Having a V Block in a stock does not guarantee accuracy (Some do well and others don't)
Most of the inserted stocks have a built in flaw, The pillars that should touch the bottom to work
correctly DON'T. when I bed one of these I first machine a insert to fit in the pillar that extends
up to touch the action. Look at your HSP and you will see that the pillars are below the stock line.
This produces bending moment in the action when tightening the bedding screws.


J E CUSTOM
 
Thanks for the complement on the appearance of my rifles. I think that a custom rifle should look good
as well as shoot good.

Everyone has different ways of dealing with the accuracy issue. Some feel that some things are not
worth the effort because you may only gain a few thousandths in group size. Others Like my self
believe that any operation that will true everything to the bore is worth the effort.

I feel that is the process of elimination, If I resolve every issue that I can I have a better chance
of producing a sub 1/4 MOA rifle. That includes starting with the best barrel, A trued action, A quality
stock, Best Trigger and a good pillar bedding.

If all of this is done the only things that should lessen the accuracy is the Loads and the shooter.

A properly assembled rifle should take away any excuses for poor accuracy except those two.

I will be the first to admit that I am anal about everything being as good as I can get it, And I don't
want to be second guessing myself as to what should have done or could have done when I start
shooting it and It doesn't meet my expectations.

The main advantage is consistency, and the ability to shoot well with any load. and have several
loads that will out shoot Me on any given day.

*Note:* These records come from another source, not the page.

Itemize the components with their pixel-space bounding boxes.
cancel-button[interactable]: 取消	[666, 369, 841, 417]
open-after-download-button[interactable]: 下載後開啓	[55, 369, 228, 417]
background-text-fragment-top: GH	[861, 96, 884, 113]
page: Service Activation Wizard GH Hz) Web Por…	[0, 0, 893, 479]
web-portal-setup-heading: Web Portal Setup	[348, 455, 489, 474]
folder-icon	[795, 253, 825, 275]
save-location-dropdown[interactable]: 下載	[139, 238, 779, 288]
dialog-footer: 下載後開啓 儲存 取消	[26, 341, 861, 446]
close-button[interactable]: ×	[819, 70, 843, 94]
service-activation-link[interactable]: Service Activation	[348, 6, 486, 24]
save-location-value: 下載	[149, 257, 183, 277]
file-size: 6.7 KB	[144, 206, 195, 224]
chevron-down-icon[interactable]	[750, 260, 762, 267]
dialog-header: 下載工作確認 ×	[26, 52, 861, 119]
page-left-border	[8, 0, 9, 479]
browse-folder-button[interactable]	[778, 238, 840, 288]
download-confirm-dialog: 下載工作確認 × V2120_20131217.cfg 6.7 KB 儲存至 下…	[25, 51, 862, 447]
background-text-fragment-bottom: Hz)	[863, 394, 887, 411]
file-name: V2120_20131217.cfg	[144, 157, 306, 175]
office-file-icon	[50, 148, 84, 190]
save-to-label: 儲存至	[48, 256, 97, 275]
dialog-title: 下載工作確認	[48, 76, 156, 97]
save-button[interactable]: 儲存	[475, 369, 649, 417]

I never rate anyones work until I have to dissemble there work and find things are over looked,
or simply not important enough to bother with in there mind.



I don't post my rates because I have much lower overhead than some and it would not be apples to apples
pricing. I will say that it cost less blue print a Remington than a for a Savage because there are two more
set ups because of the "Floating Bolt Head" (Setups are time consuming).


Having a V Block in a stock does not guarantee accuracy (Some do well and others don't)
Most of the inserted stocks have a built in flaw, The pillars that should touch the bottom to work
correctly DON'T. when I bed one of these I first machine a insert to fit in the pillar that extends
up to touch the action. Look at your HSP and you will see that the pillars are below the stock line.
This produces bending moment in the action when tightening the bedding screws.


J E CUSTOM


How do I get your rates then? I want to compare? Do you have a site?